Before the Opposition spokesman gets overexcited, will my hon. Friend say whether the delays, which are already excessive, are due more to technical complications or to the price that is being offered? Will there be an early end to this delay? It has gone on long enough and there are considerable anxieties among defence contractors.
I appreciate what my hon. Friend says about delay. The decision is taking longer than I would have liked. My hon. Friend will appreciate that the choice is difficult. It involves a key element in a very important project. It is most important that all matters, including important technical and cost and contractual aspects, are fully covered and agreed by the four participating nations.

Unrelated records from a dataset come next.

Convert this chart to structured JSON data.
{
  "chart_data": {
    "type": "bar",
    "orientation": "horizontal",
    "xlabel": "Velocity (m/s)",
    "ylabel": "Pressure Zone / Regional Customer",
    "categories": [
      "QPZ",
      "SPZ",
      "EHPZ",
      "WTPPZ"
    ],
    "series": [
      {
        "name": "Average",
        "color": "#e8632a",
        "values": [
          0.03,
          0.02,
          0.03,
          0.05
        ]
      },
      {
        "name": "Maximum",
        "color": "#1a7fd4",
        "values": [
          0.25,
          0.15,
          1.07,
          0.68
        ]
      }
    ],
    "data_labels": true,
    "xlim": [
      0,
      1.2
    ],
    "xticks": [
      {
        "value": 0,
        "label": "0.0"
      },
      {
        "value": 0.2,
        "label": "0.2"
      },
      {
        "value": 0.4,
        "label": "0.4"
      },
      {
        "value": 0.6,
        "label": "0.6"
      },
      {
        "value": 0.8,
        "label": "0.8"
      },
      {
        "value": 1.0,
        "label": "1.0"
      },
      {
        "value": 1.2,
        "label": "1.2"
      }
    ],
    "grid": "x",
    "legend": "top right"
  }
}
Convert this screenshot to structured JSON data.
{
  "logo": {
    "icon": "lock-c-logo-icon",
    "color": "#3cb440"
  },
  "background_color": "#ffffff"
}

My hon. Friend may be aware that the delays on the radar decision have given rise to some reports from West Germany that the whole nature of the EFA project may be reconsidered. Can he assure the many thousands of aircraft workers in my constituency, whose futures are tied up in this project, that the Government are 100 per cent. committed to it, and will do all that they can to maintain the commitment of the other partner nations to its early conclusion?
I assure my hon. Friend that we and all the other participating nations are committed to the project. In 1986, all four nations signed a general memorandum of understanding, and a further memorandum on the development of the aircraft was signed as recently as November last year. That demonstrates the participating nations' commitment to the project.
The Minister's answer that a decision will be made as soon as possible, but not as soon as he would like, does not comfort us at all. He said on 10 November 1987 that he expected a decision to be made in "early spring next year"—early 1988. It is now summer 1989. What has happened? Is this yet another example of the Government's mismanagement of the procurement industry? Will we now have another highly sophisticated, extremely expensive aeroplane flying round with cement in its nose?
The hon. Gentleman has a vivid imagination when it comes to identifying what he regards as mistaken procurement decisions. I hope that he understands the importance of EFA radar and the complexity of very high-performance radar. As I said, the decision has taken longer than I hoped, but he will agree that it is very important that we take the right decision in the right way.
Will my hon. Friend remind our German partners that unless a decision is reached, preferably unanimously, as soon as possible, the export potential of this aeroplane could be greatly prejudiced? It is in their long-term commercial and operational interests to fall into line with the Italian, Spanish and British partners on the project.
All the participating nations will be conscious of the points that my hon. Friend rightly makes. This important aircraft has export potential, although that is a long way down the line. The most important thing is to reach the right decision on the radar and to continue the project in the right way.